The Right Way to Raise Babies

Last week there was a lot of noise about that crying it out study, which indicated that “graduated extinction” (which is different from simply leaving the baby to cry) isn’t harmful to infants. On my Facebook feed I heard (like many of you heard) a lot from both sides of the debate, decrying the study as too small to be useful or hailing it as the definitive answer from science. People ask me to weigh in on research like this because I’m a counselor who specializes in working with new parents but I’m not that interested in getting parents to do things some mythical right way to raise babies because there isn’t one.

When my son was a teensy-tiny infant I thought someone should invent a sim baby program so that I could make the most appropriate parenting decisions every single time. I could try virtually feeding him rice cereal as a first food and then hit restart to go back and try feeding him sweet potato to see which made him turn out best. Because even then — when the internet was fairly primitive and we all used Netscape — there was so much information out there and such strong opinions about every little thing. It’s not like my mom’s day where the parenting experts were limited to the people you actually knew and saw on a day-to-day basis (and maybe your dog-eared copy of Dr. Spock‘s book). Now there are a whole slew of people who have opinions on every little thing from first foods to sleep habits to how to tell your child that you like the painting they made in preschool (that is if you fall in the pro-preschool camp because oh boy are their opinions about that, too).

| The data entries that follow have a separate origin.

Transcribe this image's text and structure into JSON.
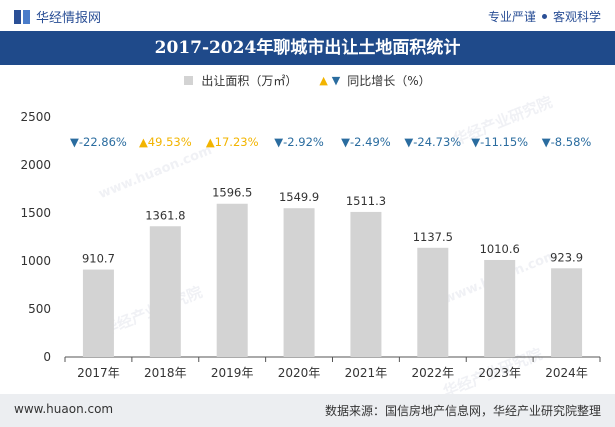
{
  "header": {
    "brand": "华经情报网",
    "tag1": "专业严谨",
    "tag2": "客观科学"
  },
  "title": "2017-2024年聊城市出让土地面积统计",
  "legend": {
    "bar_label": "出让面积（万㎡）",
    "line_label": "同比增长（%）",
    "up_symbol": "▲",
    "down_symbol": "▼"
  },
  "colors": {
    "bar": "#d3d3d3",
    "up": "#f2b400",
    "down": "#2a6c9f",
    "title_bg": "#1f4a8a"
  },
  "chart_data": {
    "type": "bar",
    "title": "2017-2024年聊城市出让土地面积统计",
    "categories": [
      "2017年",
      "2018年",
      "2019年",
      "2020年",
      "2021年",
      "2022年",
      "2023年",
      "2024年"
    ],
    "series": [
      {
        "name": "出让面积（万㎡）",
        "values": [
          910.7,
          1361.8,
          1596.5,
          1549.9,
          1511.3,
          1137.5,
          1010.6,
          923.9
        ]
      },
      {
        "name": "同比增长（%）",
        "values": [
          -22.86,
          49.53,
          17.23,
          -2.92,
          -2.49,
          -24.73,
          -11.15,
          -8.58
        ]
      }
    ],
    "value_labels": [
      "910.7",
      "1361.8",
      "1596.5",
      "1549.9",
      "1511.3",
      "1137.5",
      "1010.6",
      "923.9"
    ],
    "growth_labels": [
      "-22.86%",
      "49.53%",
      "17.23%",
      "-2.92%",
      "-2.49%",
      "-24.73%",
      "-11.15%",
      "-8.58%"
    ],
    "yticks": [
      "0",
      "500",
      "1000",
      "1500",
      "2000",
      "2500"
    ],
    "ylim": [
      0,
      2500
    ],
    "xlabel": "",
    "ylabel": ""
  },
  "watermark": "华经产业研究院",
  "watermark_url": "www.huaon.com",
  "footer": {
    "site": "www.huaon.com",
    "source": "数据来源：国信房地产信息网，华经产业研究院整理"
  }
}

Here’s the thing, I don’t want you to raise your baby in any particular way. I want you to raise your baby your way. I don’t want my clients making decisions solely based on the headlines generated by researchers in South Australia; I want them to figure out how to tune into what they need and what their babies need and make decisions based on that. If the researchers in South Australia help inform those decisions — whether that’s helping parents feel good about sleep training or highlighting their own reservations about it — then great.

You and your baby are a unique dyad. You and your baby and your partner and the rest of your family, you are a complicated and distinct system. However you choose to handle sleep with your baby, it’s only one of many decisions you’ll be making over the course of your parenting career. Those decisions are opportunities for you to build your family culture based on your values, wants and wishes for your child. They are opportunities for you to explore and respond to your child’s individual temperament and learn more about the person they will eventually become. And they are opportunities for you to begin to understand who you are as a parent.

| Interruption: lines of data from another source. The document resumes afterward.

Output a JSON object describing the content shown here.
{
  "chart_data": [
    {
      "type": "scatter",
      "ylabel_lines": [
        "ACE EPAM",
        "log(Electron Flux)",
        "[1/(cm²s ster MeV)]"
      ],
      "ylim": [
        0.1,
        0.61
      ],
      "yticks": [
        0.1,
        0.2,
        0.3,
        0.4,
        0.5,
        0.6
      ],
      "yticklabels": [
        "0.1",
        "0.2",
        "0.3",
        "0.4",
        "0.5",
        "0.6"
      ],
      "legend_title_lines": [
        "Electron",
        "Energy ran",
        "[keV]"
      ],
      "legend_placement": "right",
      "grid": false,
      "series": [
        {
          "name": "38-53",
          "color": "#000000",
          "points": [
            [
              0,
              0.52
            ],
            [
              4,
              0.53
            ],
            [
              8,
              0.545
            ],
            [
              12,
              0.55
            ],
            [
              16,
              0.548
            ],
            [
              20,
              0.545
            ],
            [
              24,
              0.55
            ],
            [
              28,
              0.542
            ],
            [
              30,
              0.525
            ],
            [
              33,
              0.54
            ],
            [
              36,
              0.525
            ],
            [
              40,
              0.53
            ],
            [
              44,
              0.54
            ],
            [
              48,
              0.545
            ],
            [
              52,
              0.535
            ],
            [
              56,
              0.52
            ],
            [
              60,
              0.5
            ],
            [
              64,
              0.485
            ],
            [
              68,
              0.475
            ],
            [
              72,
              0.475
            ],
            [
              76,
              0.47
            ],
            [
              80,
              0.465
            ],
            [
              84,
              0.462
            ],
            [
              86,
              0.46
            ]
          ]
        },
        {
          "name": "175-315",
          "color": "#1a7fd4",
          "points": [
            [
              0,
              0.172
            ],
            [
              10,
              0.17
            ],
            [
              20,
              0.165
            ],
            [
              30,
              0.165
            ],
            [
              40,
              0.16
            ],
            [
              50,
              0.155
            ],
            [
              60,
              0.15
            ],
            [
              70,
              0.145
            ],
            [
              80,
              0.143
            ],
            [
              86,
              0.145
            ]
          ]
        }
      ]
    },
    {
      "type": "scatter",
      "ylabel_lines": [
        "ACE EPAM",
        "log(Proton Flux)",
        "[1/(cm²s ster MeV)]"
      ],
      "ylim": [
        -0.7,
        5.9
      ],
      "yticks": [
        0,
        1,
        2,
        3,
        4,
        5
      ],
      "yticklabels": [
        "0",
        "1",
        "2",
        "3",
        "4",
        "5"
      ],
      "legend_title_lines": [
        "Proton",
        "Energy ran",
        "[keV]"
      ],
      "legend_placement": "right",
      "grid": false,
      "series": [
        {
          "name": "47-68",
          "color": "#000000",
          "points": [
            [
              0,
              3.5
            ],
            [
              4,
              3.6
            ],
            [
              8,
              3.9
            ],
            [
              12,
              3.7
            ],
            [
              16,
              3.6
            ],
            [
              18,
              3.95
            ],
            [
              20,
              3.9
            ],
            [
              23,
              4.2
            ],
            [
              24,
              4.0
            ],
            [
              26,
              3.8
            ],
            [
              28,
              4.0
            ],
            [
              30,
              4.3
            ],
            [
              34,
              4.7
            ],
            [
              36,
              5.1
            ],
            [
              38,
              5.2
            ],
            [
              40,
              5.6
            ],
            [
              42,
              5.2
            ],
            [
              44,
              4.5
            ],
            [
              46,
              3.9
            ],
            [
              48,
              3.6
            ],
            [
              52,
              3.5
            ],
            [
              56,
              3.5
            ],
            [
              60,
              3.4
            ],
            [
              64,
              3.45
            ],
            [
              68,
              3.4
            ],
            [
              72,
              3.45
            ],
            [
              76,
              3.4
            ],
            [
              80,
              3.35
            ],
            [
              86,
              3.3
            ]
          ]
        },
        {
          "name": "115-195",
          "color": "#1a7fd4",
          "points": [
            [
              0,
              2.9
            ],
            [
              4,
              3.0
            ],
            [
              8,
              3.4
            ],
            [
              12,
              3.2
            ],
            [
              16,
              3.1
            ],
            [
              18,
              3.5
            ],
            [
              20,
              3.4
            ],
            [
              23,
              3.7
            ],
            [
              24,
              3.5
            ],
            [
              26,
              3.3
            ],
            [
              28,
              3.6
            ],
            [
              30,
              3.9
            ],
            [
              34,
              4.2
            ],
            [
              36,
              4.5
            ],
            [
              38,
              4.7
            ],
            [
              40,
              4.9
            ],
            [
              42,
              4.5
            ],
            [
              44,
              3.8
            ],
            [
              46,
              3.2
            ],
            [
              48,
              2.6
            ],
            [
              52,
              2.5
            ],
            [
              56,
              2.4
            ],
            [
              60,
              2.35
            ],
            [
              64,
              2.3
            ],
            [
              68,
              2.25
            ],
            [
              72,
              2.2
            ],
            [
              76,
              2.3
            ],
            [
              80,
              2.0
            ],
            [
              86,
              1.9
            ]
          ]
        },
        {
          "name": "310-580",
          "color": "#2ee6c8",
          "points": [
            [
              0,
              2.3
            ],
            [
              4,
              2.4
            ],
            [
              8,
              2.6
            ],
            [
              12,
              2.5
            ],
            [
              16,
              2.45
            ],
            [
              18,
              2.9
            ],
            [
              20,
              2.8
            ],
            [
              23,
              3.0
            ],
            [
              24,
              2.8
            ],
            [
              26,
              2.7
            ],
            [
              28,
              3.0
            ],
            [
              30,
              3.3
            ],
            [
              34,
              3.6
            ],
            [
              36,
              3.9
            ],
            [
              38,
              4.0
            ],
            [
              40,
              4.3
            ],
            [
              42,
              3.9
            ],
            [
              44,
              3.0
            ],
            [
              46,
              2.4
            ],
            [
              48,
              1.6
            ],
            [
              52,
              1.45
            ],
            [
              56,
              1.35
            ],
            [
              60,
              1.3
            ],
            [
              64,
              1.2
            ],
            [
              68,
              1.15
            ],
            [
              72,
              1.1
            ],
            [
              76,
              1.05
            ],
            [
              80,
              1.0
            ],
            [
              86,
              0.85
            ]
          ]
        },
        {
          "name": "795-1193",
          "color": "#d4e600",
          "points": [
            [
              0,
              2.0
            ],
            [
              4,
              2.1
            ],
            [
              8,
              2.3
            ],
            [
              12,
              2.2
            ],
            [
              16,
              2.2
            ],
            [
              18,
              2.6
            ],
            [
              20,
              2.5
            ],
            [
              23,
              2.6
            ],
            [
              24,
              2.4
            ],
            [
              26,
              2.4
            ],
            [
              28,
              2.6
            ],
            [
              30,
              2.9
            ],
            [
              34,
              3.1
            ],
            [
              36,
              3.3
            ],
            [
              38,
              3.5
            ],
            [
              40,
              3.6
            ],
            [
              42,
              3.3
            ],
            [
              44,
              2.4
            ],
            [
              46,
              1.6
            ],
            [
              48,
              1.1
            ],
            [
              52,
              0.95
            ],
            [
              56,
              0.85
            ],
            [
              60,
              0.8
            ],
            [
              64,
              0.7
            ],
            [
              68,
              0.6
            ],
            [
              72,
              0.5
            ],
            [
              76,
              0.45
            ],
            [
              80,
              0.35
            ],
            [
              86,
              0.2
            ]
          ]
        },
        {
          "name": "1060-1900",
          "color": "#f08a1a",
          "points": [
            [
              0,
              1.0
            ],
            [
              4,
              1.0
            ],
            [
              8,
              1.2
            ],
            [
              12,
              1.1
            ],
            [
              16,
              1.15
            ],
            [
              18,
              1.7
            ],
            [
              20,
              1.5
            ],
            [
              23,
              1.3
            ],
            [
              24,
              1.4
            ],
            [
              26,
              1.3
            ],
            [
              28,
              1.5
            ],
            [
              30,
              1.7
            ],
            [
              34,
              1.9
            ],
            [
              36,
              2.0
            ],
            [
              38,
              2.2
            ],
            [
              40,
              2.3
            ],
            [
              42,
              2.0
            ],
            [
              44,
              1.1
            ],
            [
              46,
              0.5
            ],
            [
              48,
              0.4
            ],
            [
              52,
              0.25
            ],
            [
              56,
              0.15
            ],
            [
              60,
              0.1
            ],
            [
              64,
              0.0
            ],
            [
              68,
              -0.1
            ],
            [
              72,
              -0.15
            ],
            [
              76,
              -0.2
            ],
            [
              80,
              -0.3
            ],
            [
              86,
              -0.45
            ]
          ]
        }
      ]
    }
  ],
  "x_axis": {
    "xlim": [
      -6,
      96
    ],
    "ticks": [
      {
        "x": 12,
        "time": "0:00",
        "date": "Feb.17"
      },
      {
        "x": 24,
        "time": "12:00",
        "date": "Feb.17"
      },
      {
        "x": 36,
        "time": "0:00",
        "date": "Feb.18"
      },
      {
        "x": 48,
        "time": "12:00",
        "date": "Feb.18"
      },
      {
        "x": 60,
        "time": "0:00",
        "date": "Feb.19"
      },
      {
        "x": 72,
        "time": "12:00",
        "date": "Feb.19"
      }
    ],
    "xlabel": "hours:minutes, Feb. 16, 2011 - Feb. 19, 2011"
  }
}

There are definitely absolutes about parenting like your babies should always be in car seats and they need to be fed (how you feed them is up to you). But studies like this, while useful and important, cannot take into account the whole colorful array of personalities and practicalities that make up each family.

If you were to come to my office and say, “Should I let my baby cry it out?” I would want to know so much more like who are you? And who is your baby? And what is the context of your lives together? As frustrating as it might be, I would not give you an answer because I want to help my clients find their own answers, the answers they can stand behind and feel good about. I want them to gain the confidence they’ll need for the rest of the hard work of parenting — choosing a kindergarten and giving the sex talk and figuring out curfews. As the kids say, you do you (because trying to do somebody else will just make you unhappy).

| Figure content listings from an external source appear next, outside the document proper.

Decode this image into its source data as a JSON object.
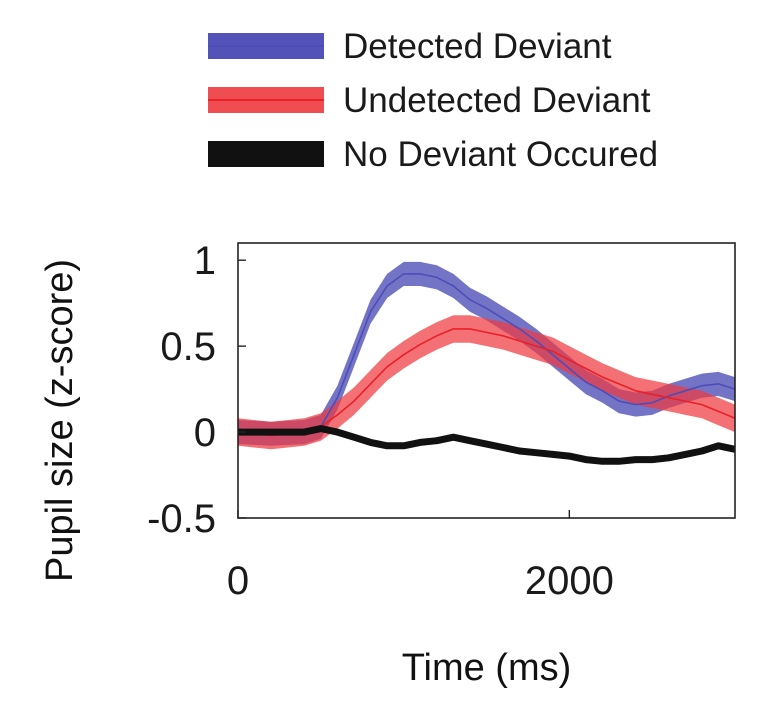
{
  "chart_data": {
    "type": "line",
    "xlabel": "Time (ms)",
    "ylabel": "Pupil size (z-score)",
    "xlim": [
      0,
      3000
    ],
    "ylim": [
      -0.5,
      1.1
    ],
    "xticks": [
      0,
      2000
    ],
    "xtick_labels": [
      "0",
      "2000"
    ],
    "yticks": [
      -0.5,
      0,
      0.5,
      1
    ],
    "ytick_labels": [
      "-0.5",
      "0",
      "0.5",
      "1"
    ],
    "grid": false,
    "legend_position": "above",
    "x": [
      0,
      200,
      400,
      500,
      600,
      700,
      800,
      900,
      1000,
      1100,
      1200,
      1300,
      1400,
      1500,
      1600,
      1700,
      1800,
      1900,
      2000,
      2100,
      2200,
      2300,
      2400,
      2500,
      2600,
      2700,
      2800,
      2900,
      3000
    ],
    "series": [
      {
        "name": "Detected Deviant",
        "color": "#4d4db8",
        "band_color": "#3f3fb0",
        "y": [
          0.0,
          -0.01,
          0.0,
          0.03,
          0.2,
          0.45,
          0.7,
          0.85,
          0.92,
          0.92,
          0.9,
          0.85,
          0.77,
          0.72,
          0.66,
          0.6,
          0.53,
          0.45,
          0.37,
          0.29,
          0.24,
          0.18,
          0.16,
          0.17,
          0.21,
          0.24,
          0.27,
          0.28,
          0.25
        ],
        "err": 0.07
      },
      {
        "name": "Undetected Deviant",
        "color": "#e8202a",
        "band_color": "#ee3a40",
        "y": [
          0.0,
          -0.02,
          0.0,
          0.03,
          0.1,
          0.18,
          0.28,
          0.38,
          0.45,
          0.51,
          0.56,
          0.6,
          0.6,
          0.58,
          0.56,
          0.53,
          0.5,
          0.47,
          0.42,
          0.37,
          0.32,
          0.28,
          0.24,
          0.22,
          0.2,
          0.18,
          0.16,
          0.12,
          0.08
        ],
        "err": 0.08
      },
      {
        "name": "No Deviant Occured",
        "color": "#111111",
        "band_color": "#111111",
        "y": [
          0.0,
          0.0,
          0.0,
          0.02,
          0.0,
          -0.03,
          -0.06,
          -0.08,
          -0.08,
          -0.06,
          -0.05,
          -0.03,
          -0.05,
          -0.07,
          -0.09,
          -0.11,
          -0.12,
          -0.13,
          -0.14,
          -0.16,
          -0.17,
          -0.17,
          -0.16,
          -0.16,
          -0.15,
          -0.13,
          -0.11,
          -0.08,
          -0.1
        ],
        "err": 0.015
      }
    ]
  }
}
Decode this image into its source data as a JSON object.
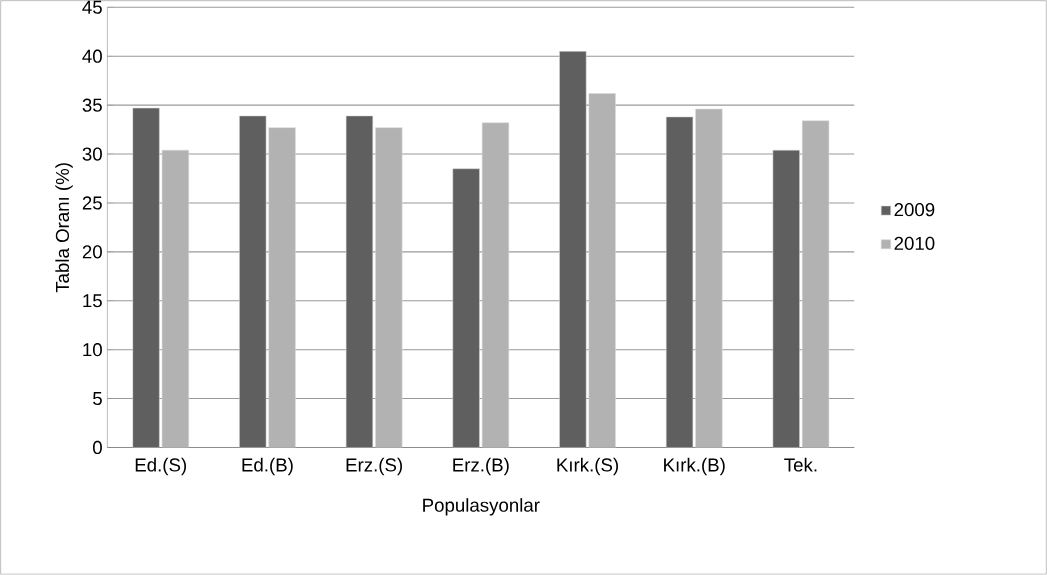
{
  "chart_data": {
    "type": "bar",
    "xlabel": "Populasyonlar",
    "ylabel": "Tabla Oranı (%)",
    "categories": [
      "Ed.(S)",
      "Ed.(B)",
      "Erz.(S)",
      "Erz.(B)",
      "Kırk.(S)",
      "Kırk.(B)",
      "Tek."
    ],
    "series": [
      {
        "name": "2009",
        "color": "#5f5f5f",
        "values": [
          34.7,
          33.9,
          33.9,
          28.5,
          40.5,
          33.8,
          30.4
        ]
      },
      {
        "name": "2010",
        "color": "#b2b2b2",
        "values": [
          30.4,
          32.7,
          32.7,
          33.2,
          36.2,
          34.6,
          33.4
        ]
      }
    ],
    "ylim": [
      0,
      45
    ],
    "yticks": [
      0,
      5,
      10,
      15,
      20,
      25,
      30,
      35,
      40,
      45
    ],
    "grid": "y",
    "legend": "right"
  }
}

Do I have strong opinions? I sure do. I have strong personal opinions about my own parenting choices. But as I say (often), there are lots of ways to be a great parent and to raise great kids. I don’t have a lock on the best way; I’ve just figured out what works for me and mine. For example, I believe my kids are best served by being force-fed a lot of show tunes and being lectured on the superiority of Sondheim over Webber. You will not convince me otherwise but I also promise not to visit that strong bias on you. You go ahead and listen to Phantom and I’ll just sit over here with my well-worn copy of Company.

So if you come to me for answers, I won’t give them to you but I promise you that I will help you find them for yourself.